Jim was a kind and dedicated helpmate to his wife while they cared for her mother Susan Light for many years. He is lovingly remembered by family and friends including Kit and Karen, Valerie and Garry, John, Ollie, Ed, Rafeena, Rob and his many nieces and nephews. Jim was a skilled athlete and sports fan who never met a baseball game he found boring. Summers at the family cottage in Minden were spent throwing a ball, pitching horseshoes, driving go-karts and swimming in South Lake. He even waterskied despite not being able to wear his glasses to do so. Practical jokes were the order of the day at the cottage.

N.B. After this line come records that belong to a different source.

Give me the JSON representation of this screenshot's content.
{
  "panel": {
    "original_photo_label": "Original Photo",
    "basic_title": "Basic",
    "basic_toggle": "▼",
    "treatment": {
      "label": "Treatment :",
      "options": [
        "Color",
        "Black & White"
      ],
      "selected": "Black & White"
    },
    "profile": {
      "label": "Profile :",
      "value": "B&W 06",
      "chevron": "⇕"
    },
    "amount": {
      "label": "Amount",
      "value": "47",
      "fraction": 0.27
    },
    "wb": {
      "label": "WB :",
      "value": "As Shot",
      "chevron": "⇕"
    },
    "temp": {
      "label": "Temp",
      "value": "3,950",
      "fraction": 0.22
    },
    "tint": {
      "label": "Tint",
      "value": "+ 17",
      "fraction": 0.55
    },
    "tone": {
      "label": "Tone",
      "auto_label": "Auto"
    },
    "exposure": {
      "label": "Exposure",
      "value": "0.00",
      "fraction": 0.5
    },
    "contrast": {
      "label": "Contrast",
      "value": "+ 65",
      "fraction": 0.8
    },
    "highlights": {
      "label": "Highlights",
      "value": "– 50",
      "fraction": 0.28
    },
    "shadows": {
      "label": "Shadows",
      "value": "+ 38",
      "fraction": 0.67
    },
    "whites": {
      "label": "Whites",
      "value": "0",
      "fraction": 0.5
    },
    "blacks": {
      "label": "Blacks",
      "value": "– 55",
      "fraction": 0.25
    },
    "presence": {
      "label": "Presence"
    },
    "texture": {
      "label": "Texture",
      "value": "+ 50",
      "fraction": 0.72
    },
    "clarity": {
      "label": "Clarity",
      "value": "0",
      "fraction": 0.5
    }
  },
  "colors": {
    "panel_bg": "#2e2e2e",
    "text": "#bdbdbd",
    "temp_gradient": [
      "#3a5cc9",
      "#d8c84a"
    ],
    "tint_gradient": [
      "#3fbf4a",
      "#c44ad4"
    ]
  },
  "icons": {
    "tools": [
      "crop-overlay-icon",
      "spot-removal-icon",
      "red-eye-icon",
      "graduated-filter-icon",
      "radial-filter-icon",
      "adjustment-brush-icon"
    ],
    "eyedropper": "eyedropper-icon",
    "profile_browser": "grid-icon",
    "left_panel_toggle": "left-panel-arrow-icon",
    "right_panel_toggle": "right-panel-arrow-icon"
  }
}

He was passionate about historic Toronto including the Toronto Maple Leafs baseball team, not to mention the hockey team. In the 70s he was a country music fan, but he also had a deep love of the blues and so enjoyed learning about its history in his retirement years. He loved to dance and was thrilled by boogie-woogie, Stevie Wonder, and would sit for hours watching and bopping to Polish polka bands on YouTube. He also soaked up all the Film Noir they showed on TCM while munching on popcorn and reliving his youth when he could get into a theatre for about a dime. He had a flair for writing and said that in a different life he might have been a journalist. Family was of the highest importance to him and he always looked forward to the chance to get together and have a laugh. He taught friends and family the importance of being kind to one another, something his family will continue to do in his honour. He will be greatly missed.
- You’ll Never Walk Alone, Fuffy -
Jim will be cremated and though there is no service planned at this time a memorial will likely be arranged later.
If you wish to make a donation, please direct it to the Oncology Ward at Brampton Civic Hospital or to the Rockwood United Church.